Перед таким приливом вопросов я чувствую себя вышедшим из берегов. Чтобы скрыть неловкость, хватаю пульверизатор и прошу открыть рот, что, как это ни парадоксально, является лучшим средством закрыть его. Он заслужил очередное по расписанию купоросное опрыскивание в сточный желоб. Ну вот, он начинает нормально дышать. По телеку в это время какая-то дама рассказывает о жизни в горах, а я жалею только об одном, что наша Гора не сидит здесь, слушая и млея.
Пинюш по дороге повстречался с бутылью шампанского, о которой ранее упомянул Фуасса, и теперь тихонько с ней общается. Он выплескивает ей часть своих эмоций, а она ему — слова утешения.
— Ну как, получше? — спрашиваю я у рантье.
— Немного, спасибо. Умоляю вас, расскажите, что произошло.
— Не стоит пока об этом. Когда мы пришли, вы были у себя в комнате наверху, не так ли?
— Да, я дремал. Мадлена, ну мадам Ренар, пришла сообщить о вашем визите. Пока я накидывал халат, она спустилась обратно. Я думал застать ее здесь. Не увидя, подсознательно сделал вывод, что она пошла причесаться. У нее был удар?
— Да, удар. Но не сердечный. Кто-то убил ее.
Он испускает такой стон, что ни одна музыкальная пила не исторгнет ничего похожего.
— Убил! Какой ужас! Достойная женщина, не причинившая зла ни единой мошке!
Я говорю про себя, что, может быть, она в самом деле уважала мошек, бедная людоедка, но, по-моему, не простаков, которых она холила и лелеяла. Ох, не зря, не зря мне так захотелось завернуть вечером в Воскрессон. И дело Фуасса значительно сложнее, чем я предполагал.
Пино бормочет:
— Ты заметил, Сан-А, что лужайка усыпана банкнотами?
— Банкнотами? — удивляется бедный Фуасса.
— Где сундук, в который вы положили миллионы? — спрашиваю я.
— Наверху, в кабинете.
Выхожу из гостиной не говоря ни слова и карабкаюсь на верхний этаж. Бегло осмотревшись, обнаруживаю спальню Фуасса, другую, служившую будуаром домоправительницы (они разделены только ванной комнатой), и наконец, кабинет рантье-астматика. Сейф и в самом деле тут, но его тяжелая дверца распахнута, как рот больного, которому вырезают гланды. Полки бронеящика пусты. Один нот достоинством десять кусков сиротеет на полу. Озадаченный Сан-Антонио садится на угол письменного стола и делает то, что делает нормально выточенный шуруп: он шурупит[4]. Он хочет понять. Это естественно, не так ли? Он говорит себе кое-что о мамаше Ренар и отбеливателе «как бишь его…» Он говорит себе еще много поучительного и затем спускается вниз.

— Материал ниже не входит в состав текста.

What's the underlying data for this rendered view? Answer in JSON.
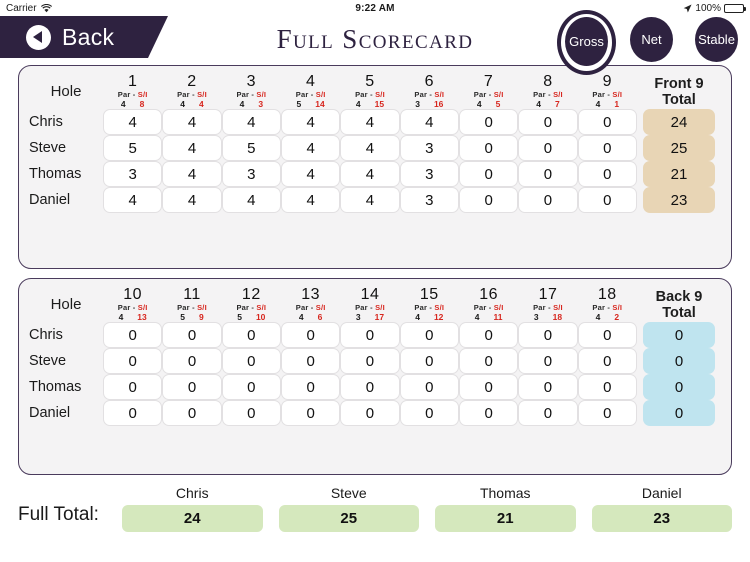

Папаша Фуасса добрался-таки до тела возлюбленной и воет так, что окрестные псы, желая перекрыть его, начинают выть на луну.

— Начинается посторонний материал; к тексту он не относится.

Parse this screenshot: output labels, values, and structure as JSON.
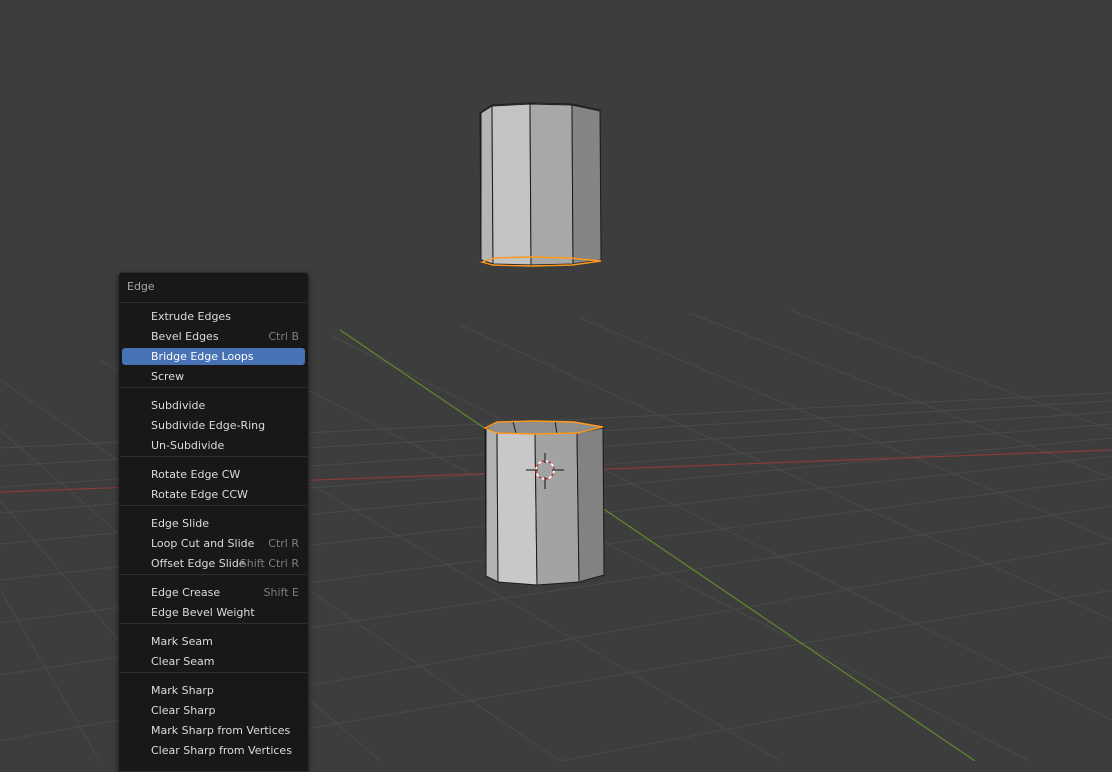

— Моя Мадлена! Моя Мадлена! — астматирует он. Он воет громче, чем могла бы сама Мадлена. Он месит дрожащими руками столь любимое тело, и дыхание его прерывается. Нам пришлось истратить столько сил, Пинюшу и вашему герою, чтобы оторвать его от своей Джульетты. Пока селянин ля Пино ведет его в «хоум», я наклоняюсь над дамой и смотрю на ее рот. Потерев кончиком носового платка ее губы, вижу, что помада стирается, как, впрочем, большинство помад. Катапультируюсь в гостиную и хватаю сигарету, лежавшую в пепельнице. Никаких следов! Ну, ребята, это улика, или я ничего не петрю? Ухватили сюжет? Нет? Ну тогда у вас, простите за бестактность, кроличий понос вместо мозгов. Шевелите кочаном, какого черта? Или тогда подарите ваши серые ячейки пчелам, они там отложат мед! Следите за логикой и закройте пасть, а то сквозит! Раз на сигарете нет следов помады, то курила не усатая Мадлена. И не папаша Фуасса, которому из-за астмы сей спорт противопоказан, гм-гм? Вывод: на асиенде был третий.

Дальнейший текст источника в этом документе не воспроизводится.